Mersin Büyükşehir Belediyesi’ nin 2017’ deki ÇED dosyasına dayalı metro projesinin değişikliğe uğraması nedeniyle yeni ‘Revizyon Projesini’ hazırlatması ve Çevre ve Şehircilik Müdürlüğüne sunması aradan 5 yıl geçtikten sonra Mart 2022’ de gerçekleşir…
Çevre Müdürlüğü dosyayı alır ve 4 Nisan 2022’de ‘ (MEZİTLİ-3 OCAK HAFİF RAYLI SİSTEM METRO HATTININ İNŞAAT VE ELEKTROMEKANİK SİSTEMLERİNİN TEMİNİ, MONTAJ VE İŞLETMEYE ALINMASI) olarak tanımlanan ‘MERSİN HAFİF RAYLI SİSTEM HATTI REVİZYON PROJESİ’ nin yeni baştan ÇED sürecini başlatır…
Müdürlük; “planlanan Hafif Raylı Sistem Hattı Revizyon Projesi ve ÇED Gerekli Değildir Kararı verilen Mezitli-TCDD Garı Hafif Raylı Sistem Hattı Projesi arasında hattın uzatılması, istasyon noktalarının çıkarılması, yenilerinin ilave edilmesi, depo sahasının değiştirilmesi ve tamamının yer altına alınması … vb. gibi büyük değişiklikler meydana getirileceği anlaşıldığından, yeni revize dosyası ile ilgili işlemleri başlattığını kamuoyuna duyurur.

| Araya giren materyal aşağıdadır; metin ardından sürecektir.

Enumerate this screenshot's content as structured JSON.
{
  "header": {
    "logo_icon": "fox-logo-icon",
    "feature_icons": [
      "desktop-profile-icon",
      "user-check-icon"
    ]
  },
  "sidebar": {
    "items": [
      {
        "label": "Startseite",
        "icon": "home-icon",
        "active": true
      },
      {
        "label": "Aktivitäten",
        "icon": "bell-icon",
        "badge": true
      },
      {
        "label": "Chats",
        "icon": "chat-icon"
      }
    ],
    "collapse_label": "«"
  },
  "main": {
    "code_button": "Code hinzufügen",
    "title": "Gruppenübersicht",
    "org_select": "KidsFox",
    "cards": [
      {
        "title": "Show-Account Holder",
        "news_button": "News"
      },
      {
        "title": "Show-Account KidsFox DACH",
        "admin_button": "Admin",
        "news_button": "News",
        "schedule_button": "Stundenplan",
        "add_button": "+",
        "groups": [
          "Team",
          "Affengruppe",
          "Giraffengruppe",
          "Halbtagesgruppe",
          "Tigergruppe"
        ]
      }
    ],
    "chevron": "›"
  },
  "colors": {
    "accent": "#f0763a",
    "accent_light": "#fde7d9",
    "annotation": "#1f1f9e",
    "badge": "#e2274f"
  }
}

Revize proje 2017’ de ‘ÇED Gerekli Değildir’ belgesi alınan projeyle radikal farklılıklar içermektedir.
Örneğin eski projede istasyonlar, depo ve atölyelerle raylı hat büyük oranda yer üstünde iken yeni revizyonda bunların tümü yer altına alınmaktadır…
Bu değişikliklerin her biri etki alanı itibariyle farklı kurumları ilgilendirmekte ve yeni baştan görüşlerinin ve daha da önemlisi varsa uyarı ve tadilat taleplerinin toplanmasını gerektirmektedir…

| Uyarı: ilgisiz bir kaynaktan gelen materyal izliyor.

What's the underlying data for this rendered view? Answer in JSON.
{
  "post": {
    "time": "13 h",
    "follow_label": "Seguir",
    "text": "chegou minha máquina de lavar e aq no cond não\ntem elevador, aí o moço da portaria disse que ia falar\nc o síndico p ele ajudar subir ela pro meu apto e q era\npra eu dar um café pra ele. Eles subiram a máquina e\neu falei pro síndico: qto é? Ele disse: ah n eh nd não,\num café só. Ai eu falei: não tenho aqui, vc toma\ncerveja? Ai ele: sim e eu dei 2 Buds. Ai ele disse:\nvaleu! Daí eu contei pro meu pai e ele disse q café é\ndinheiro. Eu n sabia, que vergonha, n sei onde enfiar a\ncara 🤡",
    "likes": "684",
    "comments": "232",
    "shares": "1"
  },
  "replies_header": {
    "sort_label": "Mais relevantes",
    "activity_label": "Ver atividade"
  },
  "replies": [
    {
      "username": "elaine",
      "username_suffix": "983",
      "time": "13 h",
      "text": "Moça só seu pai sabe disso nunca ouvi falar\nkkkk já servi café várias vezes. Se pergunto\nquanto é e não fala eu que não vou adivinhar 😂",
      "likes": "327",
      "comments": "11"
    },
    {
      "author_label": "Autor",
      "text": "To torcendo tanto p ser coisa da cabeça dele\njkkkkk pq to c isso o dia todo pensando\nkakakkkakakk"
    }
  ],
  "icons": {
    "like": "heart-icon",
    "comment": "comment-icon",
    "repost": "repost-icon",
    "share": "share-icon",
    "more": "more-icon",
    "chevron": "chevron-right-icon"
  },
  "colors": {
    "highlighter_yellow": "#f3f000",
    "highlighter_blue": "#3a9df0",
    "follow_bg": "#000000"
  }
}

Örneğin hemzemin projede fazla etkilenmesi söz konusu olmayan Devlet Su İşleri, yeni revizyonla yer altına inecek hattın geçeceği güzergahta yer alan Mezitli-Eferenk (Müftü) ve Öksüz dereleriyle çakışacak olması nedeniyle istenen Kurum görüşünde şu uyarıyı yapar:
“Mezitli-Eferenk-Öksüz derelerinin çakışan noktaları için İdaremizden proje onayı alınması ve onay alınmadan proje inşaatına başlanmaması”

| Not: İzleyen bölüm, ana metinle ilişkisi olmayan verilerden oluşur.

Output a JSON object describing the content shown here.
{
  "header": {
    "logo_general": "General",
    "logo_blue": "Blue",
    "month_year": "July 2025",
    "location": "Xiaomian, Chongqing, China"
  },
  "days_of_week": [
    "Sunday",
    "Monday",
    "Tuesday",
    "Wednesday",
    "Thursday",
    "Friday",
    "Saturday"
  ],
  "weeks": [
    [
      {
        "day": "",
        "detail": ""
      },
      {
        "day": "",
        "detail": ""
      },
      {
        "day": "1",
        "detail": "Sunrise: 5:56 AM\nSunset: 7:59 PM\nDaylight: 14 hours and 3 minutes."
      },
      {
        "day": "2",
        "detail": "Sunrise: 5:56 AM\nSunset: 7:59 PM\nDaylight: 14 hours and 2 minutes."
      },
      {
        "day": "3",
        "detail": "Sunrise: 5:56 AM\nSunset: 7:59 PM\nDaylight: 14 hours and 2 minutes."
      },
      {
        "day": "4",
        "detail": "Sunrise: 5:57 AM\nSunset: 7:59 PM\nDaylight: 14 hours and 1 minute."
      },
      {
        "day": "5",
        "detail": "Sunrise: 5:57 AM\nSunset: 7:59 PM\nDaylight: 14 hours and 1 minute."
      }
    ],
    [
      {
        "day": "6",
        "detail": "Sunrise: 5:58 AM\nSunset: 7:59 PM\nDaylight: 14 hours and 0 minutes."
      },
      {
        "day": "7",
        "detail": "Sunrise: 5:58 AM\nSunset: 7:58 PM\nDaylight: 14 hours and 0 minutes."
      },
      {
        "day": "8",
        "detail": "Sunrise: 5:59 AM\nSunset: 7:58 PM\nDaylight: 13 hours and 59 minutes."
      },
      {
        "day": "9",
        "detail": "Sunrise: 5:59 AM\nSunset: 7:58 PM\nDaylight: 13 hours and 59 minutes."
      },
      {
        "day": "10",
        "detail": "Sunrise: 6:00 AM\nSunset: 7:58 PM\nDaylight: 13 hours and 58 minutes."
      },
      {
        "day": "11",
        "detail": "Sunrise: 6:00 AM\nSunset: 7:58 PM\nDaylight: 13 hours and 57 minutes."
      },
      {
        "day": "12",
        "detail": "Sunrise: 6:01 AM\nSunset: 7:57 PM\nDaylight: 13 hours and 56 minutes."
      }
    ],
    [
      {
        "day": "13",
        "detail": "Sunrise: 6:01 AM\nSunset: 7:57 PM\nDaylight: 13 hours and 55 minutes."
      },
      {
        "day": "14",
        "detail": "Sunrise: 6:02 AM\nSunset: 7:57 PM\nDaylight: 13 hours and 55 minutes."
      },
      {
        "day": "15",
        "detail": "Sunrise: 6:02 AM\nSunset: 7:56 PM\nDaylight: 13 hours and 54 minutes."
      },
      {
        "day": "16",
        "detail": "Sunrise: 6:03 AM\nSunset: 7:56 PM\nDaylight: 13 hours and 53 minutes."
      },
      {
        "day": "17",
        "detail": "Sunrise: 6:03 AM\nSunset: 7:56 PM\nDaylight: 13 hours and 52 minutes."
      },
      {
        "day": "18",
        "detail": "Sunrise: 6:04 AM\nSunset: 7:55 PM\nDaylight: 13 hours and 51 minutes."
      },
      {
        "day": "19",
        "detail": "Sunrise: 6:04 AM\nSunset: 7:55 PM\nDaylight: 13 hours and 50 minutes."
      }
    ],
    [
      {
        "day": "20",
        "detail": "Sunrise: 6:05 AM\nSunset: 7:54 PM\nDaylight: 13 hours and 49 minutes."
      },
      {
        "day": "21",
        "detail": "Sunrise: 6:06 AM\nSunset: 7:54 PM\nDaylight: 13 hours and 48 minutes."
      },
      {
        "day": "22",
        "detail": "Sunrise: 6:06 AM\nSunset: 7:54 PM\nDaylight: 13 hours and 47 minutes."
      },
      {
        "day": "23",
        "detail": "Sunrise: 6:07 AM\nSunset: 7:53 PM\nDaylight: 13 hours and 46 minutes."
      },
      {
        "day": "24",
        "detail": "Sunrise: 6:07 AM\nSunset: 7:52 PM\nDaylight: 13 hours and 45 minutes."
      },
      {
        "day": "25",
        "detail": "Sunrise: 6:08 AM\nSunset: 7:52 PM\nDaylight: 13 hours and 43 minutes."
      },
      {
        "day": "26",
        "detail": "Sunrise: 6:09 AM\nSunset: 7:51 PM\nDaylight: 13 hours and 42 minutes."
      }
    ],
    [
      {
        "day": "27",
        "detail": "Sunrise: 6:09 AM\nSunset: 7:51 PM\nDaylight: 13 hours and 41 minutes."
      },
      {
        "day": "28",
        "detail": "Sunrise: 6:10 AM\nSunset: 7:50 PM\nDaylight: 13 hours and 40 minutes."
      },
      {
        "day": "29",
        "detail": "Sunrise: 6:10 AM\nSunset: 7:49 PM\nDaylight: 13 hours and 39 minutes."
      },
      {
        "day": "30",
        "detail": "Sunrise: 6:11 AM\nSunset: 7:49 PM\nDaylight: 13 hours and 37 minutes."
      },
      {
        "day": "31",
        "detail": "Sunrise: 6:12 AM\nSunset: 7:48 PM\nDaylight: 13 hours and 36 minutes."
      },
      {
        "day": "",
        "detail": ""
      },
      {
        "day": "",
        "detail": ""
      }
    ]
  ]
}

Bir başka uyarı da T.C.Devlet Demiryollarından gelir.
TCDD, Tren garı altından eski otogara uzanacak değişikliği de göz önünde bulundurarak HRS (Hafif Raylı Sistem) revize dosyasına şu şerhi koyar:
“İstasyon binası ile çakışan özel projenin hazırlanıp Bölge Müdürlüğü görüş ve onayına sunulması”
Bu iki kurumla da sınırlı kalmaz projeye müdahil olan kurumlar…
Örneğin AFAD, 19 Nisan 2022 tarihinde revize projeyle ilgili uyarı ve isteklerini kapsayan yazıda “proje alanında olası afet riskleriyle ilgili yeterli açıklama ve taahhütlerin bulunmadığı görülmüştür” tespitini yaptıktan sonra şu uyarıları yapar:
"Hafif Raylı Sistem Hattı Revizyon Projesi'' hat güzergahı alanı ve yakın çevresinin Jeolojik ve topoğrafik özellikleri dikkate alınarak, sağanak ve uzun süreli yağışların oluşturacağı sel, su baskınlarına karşı projeli temel ve yüzey drenaj (su tahliye yolları) sisteminin yapılanacağı, hattın tamamında yeraltı ve yerüstü su sızdırmazlığının sağlanması,
Güzergâh hattı alüvyon zeminden geçtiğinden zemin sıvılaşması afeti riskine karşı gerekli tedbir ve iyileştirmelerin yapılacağı, yapısal elemanların zaman içerisinde meydana gelecek korozyondan etkilenmemesi için gerekli önlemlerin alınacağı,
Yangın, infilak, tehlikeli malzeme, ark yapma elektrik çarpması, yapısal çökmeler, olumsuz hava muhalefeti, işletim ve bakım kazaları, zemin problemleri ve olası diğer afet risklerinin asgariye indirilmesi için azami özen gösterileceği, gerekli tüm tedbir ve iyileştirmelerin yapılacağı,
Türkiye Deprem ve Bina yönetmeliğine uyulacağı, afet tehlikelerine karşı Afet Acil Eylem Planının uygulanacağı, tatbikatlarla da destekleneceği ve bu bağlamda herhangi bir olumsuzluğa sebebiyet verilmeyeceğiyle ilgili taahhüt ve hususların, süreç içerisinde hazırlanacak olan Nihai Proje Tanıtım Dosyası'nın II. bölümünde yer alan projeye ait alanların 'Doğal Afet Durumu' başlığı altında verilmesi gerekmektedir.”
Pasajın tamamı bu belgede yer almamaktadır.